Der Wunsch, das Unternehmen – das Lebenswerk – in die Hände eines Familienmitglieds (Kinder, Enkel, Verwandte) zu übergeben und von diesen fortgeführt zu sehen, ist verständlich. Aber nicht in jedem Fall passen Wunsch und Fähigkeit zusammen. Das Beharren auf einen Familien-internen, aber ungeeigneten Kandidaten kann für das Unternehmen und für den Übergebenden katastrophale Folgen haben.

Steht kein Nachfolger innerhalb der Familie zur Verfügung, kann das Unternehmen an Externe übergeben werden. Dies kann in Form eines Verkaufs an ein anderes Unternehmen (z.B. Wettbewerber) oder an eine externe Führungskraft (management-by-in) oder auch an einen oder mehrere Mitarbeiter (management-by-out) erfolgen.

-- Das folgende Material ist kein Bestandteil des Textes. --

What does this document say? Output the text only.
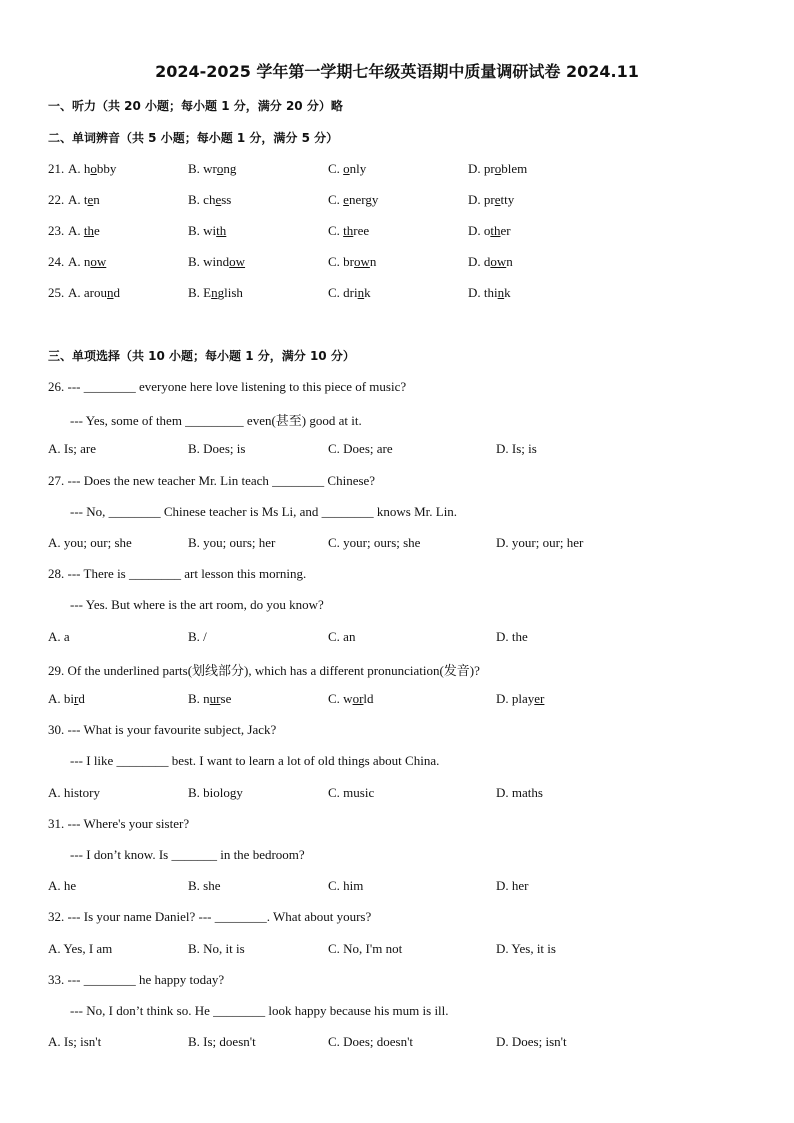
2024-2025 学年第一学期七年级英语期中质量调研试卷 2024.11
一、听力（共 20 小题；每小题 1 分，满分 20 分）略
二、单词辨音（共 5 小题；每小题 1 分，满分 5 分）
21. A. hobby	B. wrong	C. only	D. problem
22. A. ten	B. chess	C. energy	D. pretty
23. A. the	B. with	C. three	D. other
24. A. now	B. window	C. brown	D. down
25. A. around	B. English	C. drink	D. think
三、单项选择（共 10 小题；每小题 1 分，满分 10 分）
26. --- ________ everyone here love listening to this piece of music?
--- Yes, some of them _________ even(甚至) good at it.
A. Is; are	B. Does; is	C. Does; are	D. Is; is
27. --- Does the new teacher Mr. Lin teach ________ Chinese?
--- No, ________ Chinese teacher is Ms Li, and ________ knows Mr. Lin.
A. you; our; she	B. you; ours; her	C. your; ours; she	D. your; our; her
28. --- There is ________ art lesson this morning.
--- Yes. But where is the art room, do you know?
A. a	B. /	C. an	D. the
29. Of the underlined parts(划线部分), which has a different pronunciation(发音)?
A. bird	B. nurse	C. world	D. player
30. --- What is your favourite subject, Jack?
--- I like ________ best. I want to learn a lot of old things about China.
A. history	B. biology	C. music	D. maths
31. --- Where's your sister?
--- I don’t know. Is _______ in the bedroom?
A. he	B. she	C. him	D. her
32. --- Is your name Daniel? --- ________. What about yours?
A. Yes, I am	B. No, it is	C. No, I'm not	D. Yes, it is
33. --- ________ he happy today?
--- No, I don’t think so. He ________ look happy because his mum is ill.
A. Is; isn't	B. Is; doesn't	C. Does; doesn't	D. Does; isn't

Die Übernahme eines Unternehmens stellt eine interessante Alternative zu einer Unternehmensgründung dar und birgt insgesamt niedrigere Risiken als die Gründung und Aufbau eines völlig neuen Unternehmens. Neugründungen basieren ausschließlich auf Planungen, während bei einer Übernahme eines Unternehmens Bilanzen, G+V, Mitarbeiter, Strukturen, Produkte, Kunden usw. vorliegen bzw. vorhanden sind. Zudem sind Neugründungen während der ersten 5 Jahre nachweislich mit hohem Insolvenzrisiko verbunden.

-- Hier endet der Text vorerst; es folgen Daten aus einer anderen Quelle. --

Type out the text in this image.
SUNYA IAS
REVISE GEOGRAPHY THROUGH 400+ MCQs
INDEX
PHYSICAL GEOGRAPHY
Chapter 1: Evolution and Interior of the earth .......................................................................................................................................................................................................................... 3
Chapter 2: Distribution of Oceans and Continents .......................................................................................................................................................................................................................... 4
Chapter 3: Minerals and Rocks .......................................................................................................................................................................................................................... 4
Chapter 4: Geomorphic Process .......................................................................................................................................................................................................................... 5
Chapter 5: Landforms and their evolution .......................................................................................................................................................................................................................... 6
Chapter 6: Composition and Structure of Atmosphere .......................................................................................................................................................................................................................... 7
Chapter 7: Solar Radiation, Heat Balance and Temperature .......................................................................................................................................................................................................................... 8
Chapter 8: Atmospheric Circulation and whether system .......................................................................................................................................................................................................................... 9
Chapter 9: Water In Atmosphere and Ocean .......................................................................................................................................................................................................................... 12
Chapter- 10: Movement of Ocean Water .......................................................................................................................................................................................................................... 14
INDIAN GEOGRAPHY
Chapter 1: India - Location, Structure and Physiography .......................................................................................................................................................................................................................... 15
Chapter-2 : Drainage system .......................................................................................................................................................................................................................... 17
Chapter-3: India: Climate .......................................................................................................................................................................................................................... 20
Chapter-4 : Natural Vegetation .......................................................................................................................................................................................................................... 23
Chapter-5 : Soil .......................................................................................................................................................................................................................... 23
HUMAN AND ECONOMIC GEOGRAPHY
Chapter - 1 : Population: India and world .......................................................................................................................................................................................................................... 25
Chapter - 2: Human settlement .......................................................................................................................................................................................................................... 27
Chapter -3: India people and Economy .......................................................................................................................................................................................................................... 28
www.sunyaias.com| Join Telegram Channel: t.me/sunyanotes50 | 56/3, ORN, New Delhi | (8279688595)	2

Wenn der Nachfolger allerdings nach der Prämisse ausgewählt wird, das Unternehmen unverändert weiterzuführen, ohne eigene Ideen einzubringen und dabei getroffene Entscheidungen der bisherigen Führung auch in Frage zu stellen bzw. zu revidieren, so geht dies auf kurze oder lange Sicht nicht gut.

Das Institut für Mittelstandforschung hat in Zusammenarbeit mit dem Verband der Vereine Creditreform die Unternehmensentwicklungen vor und nach dem Generationswechsel untersucht. Aus Sicht der Nachfolger haben 81,3 Prozent neue Produkte und Verfahren, 79 Prozent neue Technologien in Produktion und Verwaltung etabliert und 58 Prozent haben neue Märkte erschlossen. Eine weitere, wichtige Erkenntnis der Untersuchung ist, dass übergabewillige Eigentümer einen kürzeren Planungshorizont haben als nicht-übergabewillige. Dies kann im ersten Fall zum Unterlassen langfristiger Investitionen führen, was sich folglich auf die Nach-Übergabephase auswirkt, da diese Investitionen nachgeholt werden müssen.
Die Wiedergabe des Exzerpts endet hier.